Recipe: Chicken Pot Pie

posted under by Kalyn Cybulski

I have decided to start a new category in LifeEdit.net; every Sunday, in lieu of a regular article, I will be posting a favourite recipe of mine. It is my goal to provide you with quick, convenient but ultimately healthy dishes that you can incorporate into your regular meal schedule.

Preplanning your dinners is a great way to keep your food budget in control, as well as your waistline. Our goal in the LifeEdit household is to plan out our weekly meals every weekend and do as much shopping or prep work as possible in those two days. Luckily for us, we are a small family for two - larger families might have more difficulty in planning and executing 7 delicious and nutritious dinners! That's where these recipes come in to help.

Chicken Pot Pie
1 chicken, cooked (either at home or a fryer chicken from the store), meat cubed or shredded
2 cups chicken broth (homemade or canned/tetra-ed)
6 tbsp butter
1/2 cup flour
1 1/2 cup milk
1/2 tsp nutmeg, lemon juice and pepper
1 med. onion, chopped finely
1 1/2 cup carrot, sliced into circles
3/4 cup of peas or mixed vegetables (frozen and thawed)
1/4 cup celery, chopped finely
Biscuit Mix (i.e. Bisquick), prepared and ready to make
  1. Melt 4 tbsp butter in saucepan over low heat. Add flour and whisk.
  2. After 1 min, remove from heat and pour in chicken stock, whisk until smooth.
  3. Add milk and whisk vigorously over medium heat until simmering and all chunks are removed.
  4. Turn off heat and mix in chicken, nutmeg, lemon juice and pepper. Set aside.

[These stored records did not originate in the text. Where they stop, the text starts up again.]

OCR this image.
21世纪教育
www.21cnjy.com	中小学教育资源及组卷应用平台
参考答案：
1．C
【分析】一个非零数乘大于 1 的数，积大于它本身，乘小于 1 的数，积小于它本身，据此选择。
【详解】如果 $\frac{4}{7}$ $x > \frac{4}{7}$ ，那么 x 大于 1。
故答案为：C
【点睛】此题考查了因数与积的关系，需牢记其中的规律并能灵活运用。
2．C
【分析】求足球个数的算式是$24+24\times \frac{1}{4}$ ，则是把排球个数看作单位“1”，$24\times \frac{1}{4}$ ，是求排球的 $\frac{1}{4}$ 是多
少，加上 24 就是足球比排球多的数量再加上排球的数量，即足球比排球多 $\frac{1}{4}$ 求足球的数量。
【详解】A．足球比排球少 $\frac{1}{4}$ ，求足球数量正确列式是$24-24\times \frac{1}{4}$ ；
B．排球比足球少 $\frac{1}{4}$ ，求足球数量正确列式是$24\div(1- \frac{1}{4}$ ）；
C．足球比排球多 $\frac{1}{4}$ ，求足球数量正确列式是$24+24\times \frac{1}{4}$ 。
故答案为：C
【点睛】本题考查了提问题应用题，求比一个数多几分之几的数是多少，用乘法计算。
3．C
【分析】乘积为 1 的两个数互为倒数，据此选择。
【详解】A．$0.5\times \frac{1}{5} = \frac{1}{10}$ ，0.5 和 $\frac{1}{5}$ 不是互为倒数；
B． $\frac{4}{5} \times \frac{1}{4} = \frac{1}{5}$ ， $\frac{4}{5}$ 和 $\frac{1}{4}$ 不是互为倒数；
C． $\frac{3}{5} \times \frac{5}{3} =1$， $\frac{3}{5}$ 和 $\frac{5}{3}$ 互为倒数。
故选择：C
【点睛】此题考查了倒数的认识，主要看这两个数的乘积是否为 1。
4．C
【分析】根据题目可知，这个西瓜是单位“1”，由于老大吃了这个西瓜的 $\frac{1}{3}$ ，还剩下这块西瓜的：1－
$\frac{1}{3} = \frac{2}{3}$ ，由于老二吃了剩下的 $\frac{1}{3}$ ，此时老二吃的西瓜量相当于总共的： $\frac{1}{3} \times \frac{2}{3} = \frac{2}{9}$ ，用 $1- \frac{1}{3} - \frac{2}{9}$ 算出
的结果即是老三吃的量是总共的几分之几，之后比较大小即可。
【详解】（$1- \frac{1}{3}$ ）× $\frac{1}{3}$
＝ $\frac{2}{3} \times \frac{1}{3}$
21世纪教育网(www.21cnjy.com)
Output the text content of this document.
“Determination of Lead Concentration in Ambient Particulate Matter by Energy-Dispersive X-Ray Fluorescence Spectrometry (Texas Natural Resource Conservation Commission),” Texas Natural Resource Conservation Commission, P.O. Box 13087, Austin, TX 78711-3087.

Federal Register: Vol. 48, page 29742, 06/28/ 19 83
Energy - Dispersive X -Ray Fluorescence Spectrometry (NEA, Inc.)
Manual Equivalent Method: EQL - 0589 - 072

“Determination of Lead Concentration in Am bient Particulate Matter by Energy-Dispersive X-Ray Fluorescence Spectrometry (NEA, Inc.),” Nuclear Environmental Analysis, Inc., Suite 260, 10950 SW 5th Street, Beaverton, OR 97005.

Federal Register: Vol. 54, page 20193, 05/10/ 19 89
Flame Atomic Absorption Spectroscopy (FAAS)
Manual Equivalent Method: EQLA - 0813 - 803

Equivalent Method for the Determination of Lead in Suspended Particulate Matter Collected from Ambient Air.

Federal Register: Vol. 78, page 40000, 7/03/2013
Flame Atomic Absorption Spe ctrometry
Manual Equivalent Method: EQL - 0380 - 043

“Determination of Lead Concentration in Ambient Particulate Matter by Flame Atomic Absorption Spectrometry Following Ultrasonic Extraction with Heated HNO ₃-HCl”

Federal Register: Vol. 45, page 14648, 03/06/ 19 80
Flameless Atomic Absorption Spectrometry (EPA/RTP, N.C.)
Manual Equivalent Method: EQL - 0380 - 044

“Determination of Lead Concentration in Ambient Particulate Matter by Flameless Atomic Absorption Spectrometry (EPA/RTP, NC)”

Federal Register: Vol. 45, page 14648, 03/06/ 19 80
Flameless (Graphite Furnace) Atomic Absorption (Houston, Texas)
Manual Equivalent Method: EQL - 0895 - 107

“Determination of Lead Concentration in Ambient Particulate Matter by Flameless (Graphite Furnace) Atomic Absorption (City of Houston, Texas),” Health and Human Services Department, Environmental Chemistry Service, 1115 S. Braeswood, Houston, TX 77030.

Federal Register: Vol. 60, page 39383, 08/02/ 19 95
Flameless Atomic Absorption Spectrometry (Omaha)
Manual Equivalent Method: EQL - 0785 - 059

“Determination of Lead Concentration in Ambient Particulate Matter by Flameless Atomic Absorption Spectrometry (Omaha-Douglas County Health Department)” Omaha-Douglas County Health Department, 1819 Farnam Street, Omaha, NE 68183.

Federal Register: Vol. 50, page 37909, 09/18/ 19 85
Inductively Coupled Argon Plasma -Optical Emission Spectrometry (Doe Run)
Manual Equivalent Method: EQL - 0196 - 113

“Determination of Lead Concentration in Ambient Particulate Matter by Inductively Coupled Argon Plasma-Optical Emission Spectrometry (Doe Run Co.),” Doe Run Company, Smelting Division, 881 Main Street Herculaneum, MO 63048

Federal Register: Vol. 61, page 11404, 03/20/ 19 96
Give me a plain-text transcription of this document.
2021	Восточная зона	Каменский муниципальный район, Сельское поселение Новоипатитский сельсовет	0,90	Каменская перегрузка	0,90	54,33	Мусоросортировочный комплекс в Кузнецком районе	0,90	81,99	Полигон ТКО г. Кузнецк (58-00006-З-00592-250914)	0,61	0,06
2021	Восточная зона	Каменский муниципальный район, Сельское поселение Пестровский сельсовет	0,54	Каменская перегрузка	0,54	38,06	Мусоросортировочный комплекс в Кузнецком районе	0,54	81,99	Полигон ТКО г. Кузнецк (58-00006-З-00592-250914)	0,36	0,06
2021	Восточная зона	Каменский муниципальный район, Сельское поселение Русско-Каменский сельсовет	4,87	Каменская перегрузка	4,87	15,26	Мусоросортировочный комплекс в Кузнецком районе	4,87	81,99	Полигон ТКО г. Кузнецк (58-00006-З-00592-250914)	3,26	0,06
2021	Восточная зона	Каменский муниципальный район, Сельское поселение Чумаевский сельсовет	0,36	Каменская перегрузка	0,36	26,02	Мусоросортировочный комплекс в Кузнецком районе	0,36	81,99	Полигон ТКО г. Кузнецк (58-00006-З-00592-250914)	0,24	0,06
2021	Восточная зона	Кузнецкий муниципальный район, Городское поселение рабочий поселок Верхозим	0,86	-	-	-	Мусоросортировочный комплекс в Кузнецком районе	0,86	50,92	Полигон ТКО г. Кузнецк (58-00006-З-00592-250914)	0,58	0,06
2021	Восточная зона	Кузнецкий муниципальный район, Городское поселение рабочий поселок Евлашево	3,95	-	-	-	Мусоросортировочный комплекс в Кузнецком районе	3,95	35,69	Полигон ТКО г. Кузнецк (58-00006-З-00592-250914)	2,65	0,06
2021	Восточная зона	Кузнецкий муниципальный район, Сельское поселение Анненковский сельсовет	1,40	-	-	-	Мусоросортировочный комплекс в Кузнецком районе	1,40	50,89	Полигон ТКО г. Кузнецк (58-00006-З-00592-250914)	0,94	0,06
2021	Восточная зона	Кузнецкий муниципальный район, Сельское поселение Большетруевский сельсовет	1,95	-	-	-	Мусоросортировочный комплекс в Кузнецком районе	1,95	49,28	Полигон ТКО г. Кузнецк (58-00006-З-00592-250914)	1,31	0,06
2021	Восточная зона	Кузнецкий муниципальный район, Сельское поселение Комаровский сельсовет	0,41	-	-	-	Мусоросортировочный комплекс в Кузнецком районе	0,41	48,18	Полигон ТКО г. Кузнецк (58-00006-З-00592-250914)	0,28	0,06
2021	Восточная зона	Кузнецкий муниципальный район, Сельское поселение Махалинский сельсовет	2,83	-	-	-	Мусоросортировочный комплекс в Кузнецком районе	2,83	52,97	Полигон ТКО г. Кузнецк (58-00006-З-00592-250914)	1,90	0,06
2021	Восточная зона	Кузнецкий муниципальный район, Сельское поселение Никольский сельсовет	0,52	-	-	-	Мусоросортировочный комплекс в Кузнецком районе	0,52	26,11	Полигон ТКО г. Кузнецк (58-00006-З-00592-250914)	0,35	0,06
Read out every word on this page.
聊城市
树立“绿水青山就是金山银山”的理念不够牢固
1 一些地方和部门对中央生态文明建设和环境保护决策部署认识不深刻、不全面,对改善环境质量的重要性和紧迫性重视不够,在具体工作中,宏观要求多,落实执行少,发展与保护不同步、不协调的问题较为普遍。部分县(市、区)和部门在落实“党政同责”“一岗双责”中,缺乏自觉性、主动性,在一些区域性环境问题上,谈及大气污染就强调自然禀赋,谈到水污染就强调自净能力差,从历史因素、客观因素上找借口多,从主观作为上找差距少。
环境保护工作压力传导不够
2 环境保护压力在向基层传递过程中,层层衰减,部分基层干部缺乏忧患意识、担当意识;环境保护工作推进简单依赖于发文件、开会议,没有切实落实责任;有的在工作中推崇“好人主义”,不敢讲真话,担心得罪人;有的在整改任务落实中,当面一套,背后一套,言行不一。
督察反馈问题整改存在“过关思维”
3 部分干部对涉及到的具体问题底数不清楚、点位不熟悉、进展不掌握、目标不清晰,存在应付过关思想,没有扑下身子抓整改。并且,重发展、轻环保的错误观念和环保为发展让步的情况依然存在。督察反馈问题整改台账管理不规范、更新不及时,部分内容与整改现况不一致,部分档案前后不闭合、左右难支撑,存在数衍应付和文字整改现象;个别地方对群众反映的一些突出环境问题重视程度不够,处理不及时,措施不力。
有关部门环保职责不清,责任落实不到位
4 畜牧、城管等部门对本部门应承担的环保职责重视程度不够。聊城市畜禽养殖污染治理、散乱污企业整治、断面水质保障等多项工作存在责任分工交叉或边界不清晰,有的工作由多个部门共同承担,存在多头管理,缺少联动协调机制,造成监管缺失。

  5. Melt the remaining 2 tbsp of butter in a skillet over medium heat. When butter is foaming, add the onions, celery and carrots until tender (approx. 5 minutes).
  6. Stir veggies (including peas) into chicken mixture and pour into a baking pan.

  7. Top pie with prepared biscuit mixture (can be Bisquick-style or Pilsbury Roll-style; either pour on top or place in pieces).

  8. Bake for 25-35 minutes at 400 degrees Fahrenheit, until the biscuit has risen and turned a nice golden brown colour and the chicken mixture is bubbling.